Thanks @dfri. This solution however doesn't do a generic traversal over a particular range index. For e.g. given a string = "string", I need to traverse over the Range(1, 3) and therefore, traversing over t, r & i. Maybe we also need to use suffix in there to get the first part of the range (not too sure).
@p0lAris added an extension example into my answer, allowing constructing a sub-CharacterView for a given CharacterView, where the former can naturally be traversed over as in the original answer, using e.g. for ... in.
2

The best way to do this is :-

 let name = "nick" // The String which we want to print.

  for i in 0..<name.count 
{
   // Operation name[i] is not allowed in Swift, an alternative is
   let index = name.index[name.startIndex, offsetBy: i]
   print(name[index])
}

for more details visit here

1 Comment

Please keep in mind that computing an ever-growing offset from startIndex gets slower with every iteration, with noticeable time consumption for huge strings (e.g. whole documents). It's more efficient to keep the last index around and add an offset of 1 to it.
2

Swift 4.2

Simply:

let m = "alpha"
for i in m.indices {
   print(m[i])
}

Comments

0

Swift 4:

let mi: String = "hello how are you?"
for i in mi {
   print(i)
}

1 Comment

That's an obsolete approach. The Swift String is now a collection. You can simply iterate through a string using the for-in loop: let string = "🤖😻👻💩" for char in string { print(char) }
0

To concretely demonstrate how to traverse through a range in a string in Swift 4, we can use the where filter in a for loop to filter its execution to the specified range:

func iterateStringByRange(_ sentence: String, from: Int, to: Int) {

    let startIndex = sentence.index(sentence.startIndex, offsetBy: from)
    let endIndex = sentence.index(sentence.startIndex, offsetBy: to)

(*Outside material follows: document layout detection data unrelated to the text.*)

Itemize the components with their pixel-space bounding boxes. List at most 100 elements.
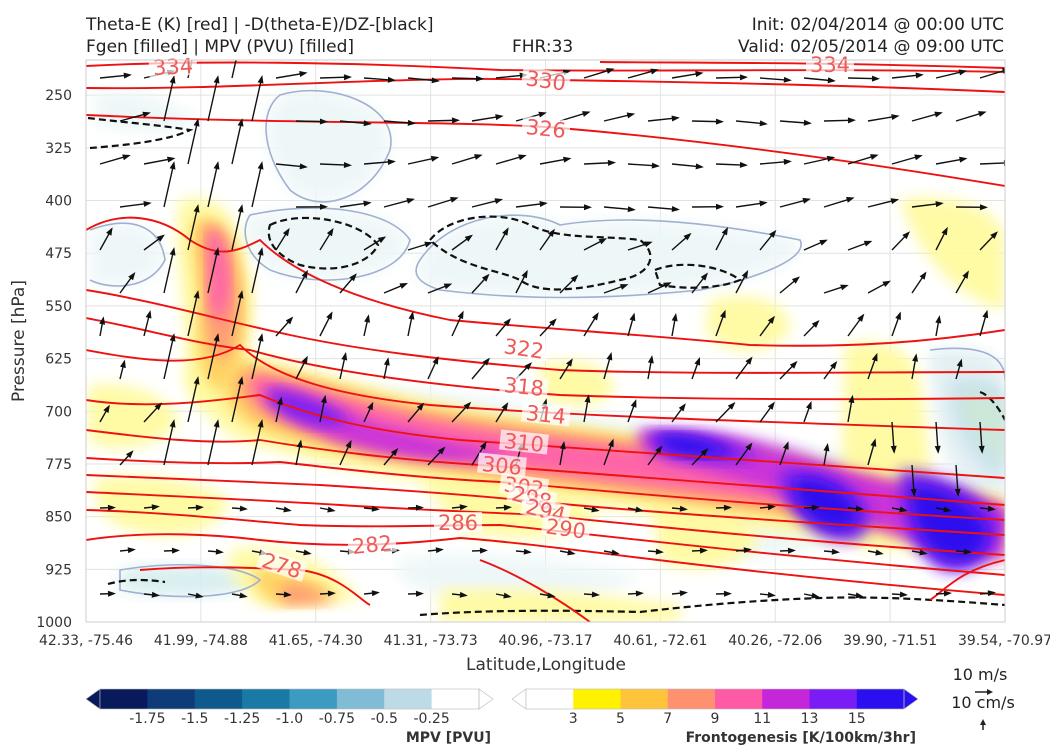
- colorbar-1-tick-5: 13: [801, 711, 819, 727]
- vector-104: [163, 248, 175, 294]
- vector-head-50: [518, 154, 527, 161]
- vector-head-15: [783, 76, 792, 83]
- vector-head-189: [296, 439, 303, 448]
- vector-head-71: [539, 201, 548, 207]
- vector-head-89: [424, 241, 433, 248]
- colorbar-0-tick-5: -0.5: [371, 711, 398, 727]
- vector-head-44: [237, 118, 244, 127]
- vector-head-134: [591, 312, 599, 321]
- vector-head-32: [626, 112, 636, 119]
- vector-24: [251, 76, 263, 122]
- colorbar-1-seg-7: [856, 689, 905, 709]
- theta-e-label-bg-4: [498, 334, 550, 362]
- colorbar-1-title: Frontogenesis [K/100km/3hr]: [686, 730, 916, 746]
- vector-head-176: [630, 399, 637, 408]
- vector-head-100: [902, 231, 911, 240]
- x-axis-label: Latitude,Longitude: [466, 655, 626, 675]
- colorbar-0-tick-0: -1.75: [129, 711, 165, 727]
- vector-head-222: [855, 505, 864, 512]
- y-axis-label: Pressure [hPa]: [9, 280, 29, 402]
- vector-head-33: [671, 115, 680, 122]
- vector-head-76: [759, 200, 768, 207]
- theta-e-label-bg-5: [499, 373, 549, 399]
- vector-head-188: [257, 419, 264, 428]
- vector-head-79: [890, 198, 900, 205]
- colorbar-0-frame: [99, 688, 480, 710]
- vector-head-106: [257, 247, 264, 256]
- vector-head-72: [583, 204, 592, 211]
- vector-106: [251, 248, 263, 294]
- vector-head-142: [935, 315, 942, 324]
- vector-head-70: [494, 198, 504, 205]
- theta-e-label-bg-8: [477, 452, 527, 478]
- vector-head-257: [591, 591, 600, 598]
- vector-head-56: [783, 158, 792, 165]
- dashed-contour-1: [267, 216, 380, 270]
- vector-105: [207, 248, 219, 294]
- vector-head-195: [559, 441, 566, 450]
- vector-head-186: [169, 419, 176, 428]
- theta-e-contour-16: [479, 559, 591, 622]
- vector-166: [187, 377, 199, 423]
- y-tick-925: 925: [45, 562, 72, 578]
- vector-head-228: [215, 548, 224, 555]
- dashed-contour-3: [653, 263, 743, 289]
- vector-head-4: [299, 71, 308, 77]
- theta-e-label-bg-2: [521, 115, 571, 141]
- vector-head-243: [875, 549, 884, 556]
- vector-head-256: [547, 592, 556, 599]
- dashed-contour-4: [419, 596, 1005, 617]
- x-tick-3: 41.31, -73.73: [384, 633, 478, 649]
- vector-head-116: [700, 272, 708, 281]
- vector-head-220: [767, 504, 776, 511]
- vector-head-19: [958, 69, 968, 76]
- vector-head-139: [811, 320, 820, 328]
- theta-e-label-bg-1: [520, 66, 572, 94]
- vector-head-183: [934, 445, 941, 454]
- vector-head-197: [655, 445, 663, 454]
- vector-head-57: [826, 155, 836, 162]
- vector-3: [231, 60, 237, 79]
- x-tick-8: 39.54, -70.97: [958, 633, 1050, 649]
- vector-188: [251, 420, 263, 466]
- vector-head-210: [327, 506, 336, 513]
- vector-head-169: [320, 394, 327, 404]
- fill-region-16: [94, 476, 230, 536]
- vector-head-258: [635, 590, 644, 597]
- vector-head-29: [495, 114, 504, 121]
- vector-head-17: [871, 75, 880, 82]
- vector-head-34: [715, 118, 724, 125]
- theta-e-label-bg-14: [347, 531, 397, 557]
- theta-e-label-310-7: 310: [503, 429, 545, 457]
- dashed-contour-2: [428, 215, 652, 291]
- vector-head-60: [959, 156, 968, 163]
- vector-146: [207, 334, 219, 380]
- colorbar-0-seg-3: [242, 689, 290, 709]
- colorbar-1-seg-4: [715, 689, 763, 709]
- vector-head-135: [629, 312, 636, 322]
- vector-head-191: [390, 447, 399, 457]
- vector-head-240: [743, 547, 752, 554]
- colorbar-1-seg-3: [667, 689, 716, 709]
- colorbar-1-tick-6: 15: [848, 711, 866, 727]
- vector-head-77: [802, 197, 811, 204]
- vector-head-42: [167, 156, 176, 163]
- vector-187: [207, 420, 219, 466]
- vector-head-212: [415, 504, 424, 511]
- fill-region-13: [900, 197, 1005, 310]
- vector-head-129: [364, 314, 371, 323]
- x-tick-1: 41.99, -74.88: [154, 633, 248, 649]
- mpv-outline-1: [244, 207, 411, 281]
- vector-head-159: [789, 360, 798, 369]
- y-tick-850: 850: [45, 510, 72, 526]
- y-tick-700: 700: [45, 404, 72, 420]
- mpv-outline-0: [265, 89, 392, 203]
- theta-e-contour-12: [86, 491, 1005, 556]
- x-tick-4: 40.96, -73.17: [498, 633, 592, 649]
- vector-head-67: [363, 200, 372, 207]
- fill-region-33: [265, 385, 510, 462]
- y-tick-625: 625: [45, 352, 72, 368]
- vector-head-87: [326, 227, 334, 237]
- colorbar-0-seg-0: [100, 689, 148, 709]
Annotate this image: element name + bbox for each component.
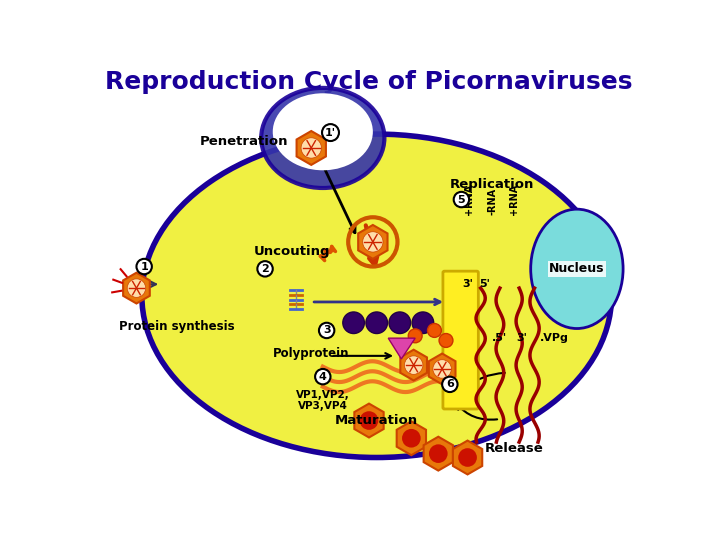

    for position in sentence.indices where (position >= startIndex && position < endIndex) {
        let char = sentence[position]
        print(char)
    }

}

iterateStringByRange("string", from: 1, to: 3) will print t, r and i

Comments

0

When iterating over the indices of characters in a string, you seldom only need the index. You probably also need the character at the given index. As specified by Paulo (updated for Swift 4+), string.indices will give you the indices of the characters. zip can be used to combine index and character:

let string = "string"

// Define the range to conform to your needs
let range = string.startIndex..<string.index(string.startIndex, offsetBy: string.count / 2)
let substring = string[range]
// If the range is in the type "first x characters", like until the middle, you can use:
//  let substring = string.prefix(string.count / 2)

for (index, char) in zip(substring.indices, substring) {
    // index is the index in the substring
    print(char)
}

Note that using enumerated() will produce a pair of index and character, but the index is not the index of the character in the string. It is the index in the enumeration, which can be different.